Wednesday, February 16, 2011

Comparing Google Megastore

A small pile of Googlers recently presented a paper, "Megastore: Providing Scalable, Highly Available Storage for Interactive Services" (PDF) that details the architecture of a major distributed database used at Google.

Megastore "has been widely deployed within Google for several years ... handles more than three billion write and 20 billion read transitions daily ... [and] stores nearly a petabyte ... across many datacenters."

Others have already summarized the paper ([1] [2]), so I'll focus on my reaction to it. What I found surprising about Megastore, especially when comparing to other large scale databases, is that it favors consistency over performance.

For consistency, Megastore provides "full ACID semantics within partitions", "supports two-phase commit across entity groups", guarantees that reads always see the last write, uses Paxos for confirming consensus among replicas, and uses distributed locks between "coordinator processes" as part of detecting failures. This is all unusually strong compared to the more casual eventual consistency offered by databases like Amazon's Dynamo, Yahoo's HBase, and Facebook's Cassandra.

The problem with providing Megastore's level of consistency is performance. The paper mostly describes Megastore's performance in sunny terms, but, when you look at the details, it does not compare favorably with other databases. Megastore has "average read latencies of tens of milliseconds" and "average write latencies of 100-400 milliseconds". In addition, Megastore has a limit of "a few writes per second per entity group" because higher write rates will cause conflicts, retries, and even worse performance.

By comparison, Facebook expects 4ms reads and 5ms writes on their database, so Megastore is an order of magnitude or two slower than what Facebook developers appear to be willing to tolerate.

Google application developers seem to find the latency to be a hassle as well. The paper says that Googlers find the latency "tolerable" but often have to "hide write latency from users" and "choose entity groups carefully".

This makes me wonder if Google has made the right tradeoff here. Is it really easier for application developers to deal with high latency all of the time than to almost always have low latency but have to worry more about consistency issues? Most large scale databases have made the choice the other way. Quite surprising.

Update: Googler DeWitt Clinton writes with a good point: "We build on top of Megastore when we require some of those characteristics (availability, consistency), and to Bigtable directly when we require low latency and high throughput instead.

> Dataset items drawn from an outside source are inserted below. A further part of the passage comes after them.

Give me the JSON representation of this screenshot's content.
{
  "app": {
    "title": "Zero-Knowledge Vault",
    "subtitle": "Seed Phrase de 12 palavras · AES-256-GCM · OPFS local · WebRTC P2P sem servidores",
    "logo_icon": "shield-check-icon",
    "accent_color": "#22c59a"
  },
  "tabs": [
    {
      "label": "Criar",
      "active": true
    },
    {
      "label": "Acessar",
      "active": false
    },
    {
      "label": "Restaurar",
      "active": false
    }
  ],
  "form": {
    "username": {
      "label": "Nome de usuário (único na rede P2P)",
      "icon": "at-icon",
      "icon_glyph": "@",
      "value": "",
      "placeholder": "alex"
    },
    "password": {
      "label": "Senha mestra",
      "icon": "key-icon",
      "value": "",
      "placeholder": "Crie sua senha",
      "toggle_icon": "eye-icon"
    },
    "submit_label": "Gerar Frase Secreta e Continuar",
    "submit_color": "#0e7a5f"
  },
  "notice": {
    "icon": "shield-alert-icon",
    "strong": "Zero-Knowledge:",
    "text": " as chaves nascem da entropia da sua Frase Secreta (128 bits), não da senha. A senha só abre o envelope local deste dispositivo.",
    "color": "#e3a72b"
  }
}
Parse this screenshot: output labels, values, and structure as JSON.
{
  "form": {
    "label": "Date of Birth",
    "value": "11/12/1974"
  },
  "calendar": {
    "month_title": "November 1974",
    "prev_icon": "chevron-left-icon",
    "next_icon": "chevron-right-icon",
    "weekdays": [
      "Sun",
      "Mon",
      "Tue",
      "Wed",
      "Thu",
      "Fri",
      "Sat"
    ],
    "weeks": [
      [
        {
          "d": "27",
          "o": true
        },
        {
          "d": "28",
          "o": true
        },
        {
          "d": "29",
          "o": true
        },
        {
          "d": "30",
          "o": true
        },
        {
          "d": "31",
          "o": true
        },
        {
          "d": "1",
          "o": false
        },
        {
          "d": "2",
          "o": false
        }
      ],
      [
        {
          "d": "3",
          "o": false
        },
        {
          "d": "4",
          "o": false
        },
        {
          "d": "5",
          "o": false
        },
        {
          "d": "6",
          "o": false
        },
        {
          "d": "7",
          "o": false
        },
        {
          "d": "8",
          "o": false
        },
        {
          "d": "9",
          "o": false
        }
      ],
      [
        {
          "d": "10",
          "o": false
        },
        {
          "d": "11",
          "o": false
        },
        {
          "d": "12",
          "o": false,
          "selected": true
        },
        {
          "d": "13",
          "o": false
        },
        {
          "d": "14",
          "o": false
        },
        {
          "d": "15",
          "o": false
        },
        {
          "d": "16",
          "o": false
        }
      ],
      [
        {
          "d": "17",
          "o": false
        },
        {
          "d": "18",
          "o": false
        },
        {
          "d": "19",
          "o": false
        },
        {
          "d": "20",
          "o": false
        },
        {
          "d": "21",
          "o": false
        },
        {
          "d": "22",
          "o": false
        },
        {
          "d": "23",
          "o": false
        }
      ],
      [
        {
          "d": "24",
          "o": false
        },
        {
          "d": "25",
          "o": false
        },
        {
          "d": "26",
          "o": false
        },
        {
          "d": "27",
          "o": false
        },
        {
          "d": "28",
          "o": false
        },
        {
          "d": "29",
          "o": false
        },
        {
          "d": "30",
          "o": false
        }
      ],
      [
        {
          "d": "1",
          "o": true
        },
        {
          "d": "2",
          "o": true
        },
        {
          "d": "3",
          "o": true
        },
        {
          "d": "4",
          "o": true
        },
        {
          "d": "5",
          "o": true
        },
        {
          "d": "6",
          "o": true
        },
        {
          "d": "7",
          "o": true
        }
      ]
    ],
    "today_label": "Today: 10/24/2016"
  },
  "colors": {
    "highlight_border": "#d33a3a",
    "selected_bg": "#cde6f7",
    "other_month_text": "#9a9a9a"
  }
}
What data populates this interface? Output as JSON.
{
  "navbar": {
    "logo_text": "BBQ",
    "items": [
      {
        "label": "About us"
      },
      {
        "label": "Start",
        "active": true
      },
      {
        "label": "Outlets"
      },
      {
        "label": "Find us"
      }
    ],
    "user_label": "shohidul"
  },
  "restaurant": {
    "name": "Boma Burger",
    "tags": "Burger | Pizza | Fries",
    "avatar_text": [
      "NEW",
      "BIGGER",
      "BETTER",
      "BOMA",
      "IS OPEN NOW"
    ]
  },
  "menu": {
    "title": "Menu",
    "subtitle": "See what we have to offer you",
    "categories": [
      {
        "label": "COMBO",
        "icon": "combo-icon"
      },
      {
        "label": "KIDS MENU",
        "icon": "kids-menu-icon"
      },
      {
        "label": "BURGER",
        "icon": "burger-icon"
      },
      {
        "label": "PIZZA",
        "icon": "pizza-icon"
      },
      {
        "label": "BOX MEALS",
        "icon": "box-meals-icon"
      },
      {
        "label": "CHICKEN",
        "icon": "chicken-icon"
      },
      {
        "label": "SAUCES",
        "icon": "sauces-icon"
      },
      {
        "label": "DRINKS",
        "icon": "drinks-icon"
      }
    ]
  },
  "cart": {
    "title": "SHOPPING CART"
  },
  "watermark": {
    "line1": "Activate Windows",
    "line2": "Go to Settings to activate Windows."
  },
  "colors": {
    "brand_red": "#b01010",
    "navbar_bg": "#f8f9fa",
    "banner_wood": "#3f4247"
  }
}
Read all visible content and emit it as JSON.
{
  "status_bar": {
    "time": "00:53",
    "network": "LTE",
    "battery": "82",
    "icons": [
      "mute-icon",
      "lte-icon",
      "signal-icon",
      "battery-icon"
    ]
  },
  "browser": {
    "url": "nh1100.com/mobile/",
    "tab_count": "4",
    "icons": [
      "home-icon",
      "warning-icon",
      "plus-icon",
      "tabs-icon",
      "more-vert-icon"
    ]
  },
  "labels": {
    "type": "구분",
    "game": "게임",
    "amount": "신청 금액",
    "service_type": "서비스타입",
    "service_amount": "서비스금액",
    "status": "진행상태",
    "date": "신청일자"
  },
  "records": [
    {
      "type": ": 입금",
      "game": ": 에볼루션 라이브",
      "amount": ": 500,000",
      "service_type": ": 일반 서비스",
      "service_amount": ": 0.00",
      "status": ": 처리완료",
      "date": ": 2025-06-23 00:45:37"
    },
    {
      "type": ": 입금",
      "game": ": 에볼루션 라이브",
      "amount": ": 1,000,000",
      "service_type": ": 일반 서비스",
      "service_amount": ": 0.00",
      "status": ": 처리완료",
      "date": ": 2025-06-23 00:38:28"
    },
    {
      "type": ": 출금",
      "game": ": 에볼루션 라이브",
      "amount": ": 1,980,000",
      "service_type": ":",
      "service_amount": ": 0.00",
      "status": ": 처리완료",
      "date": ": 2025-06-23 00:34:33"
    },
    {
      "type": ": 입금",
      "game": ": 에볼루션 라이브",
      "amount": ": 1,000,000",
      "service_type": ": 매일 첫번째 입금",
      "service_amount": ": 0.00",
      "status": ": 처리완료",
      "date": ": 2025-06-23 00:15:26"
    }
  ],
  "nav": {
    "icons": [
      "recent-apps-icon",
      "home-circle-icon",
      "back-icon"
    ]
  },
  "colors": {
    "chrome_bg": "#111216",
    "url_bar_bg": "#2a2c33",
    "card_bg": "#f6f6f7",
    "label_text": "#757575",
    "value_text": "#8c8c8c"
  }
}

So it's up to the application to decide what tradeoffs to make, definitely not one-size-fits-all."

2 comments:

Chad said...

Megastore is interesting in that it provides strong consistency across data centers. The latency characteristics would seem to limit the use cases substantially though.

A couple minor corrections: A single-datacenter deployment of HBase provides strong consistency, not eventual consistency, and Cassandra supports varying levels of consistency (with varying performance tradeoffs). Also, HBase iself has had little if any direct contribution from Yahoo -- although HBase leverages HDFS and Zookeeper, both of which had major/majority contribution from Yahoo developers.

gshx said...

You could attribute HBase to Powerset since that's where it started and where the core team was employed.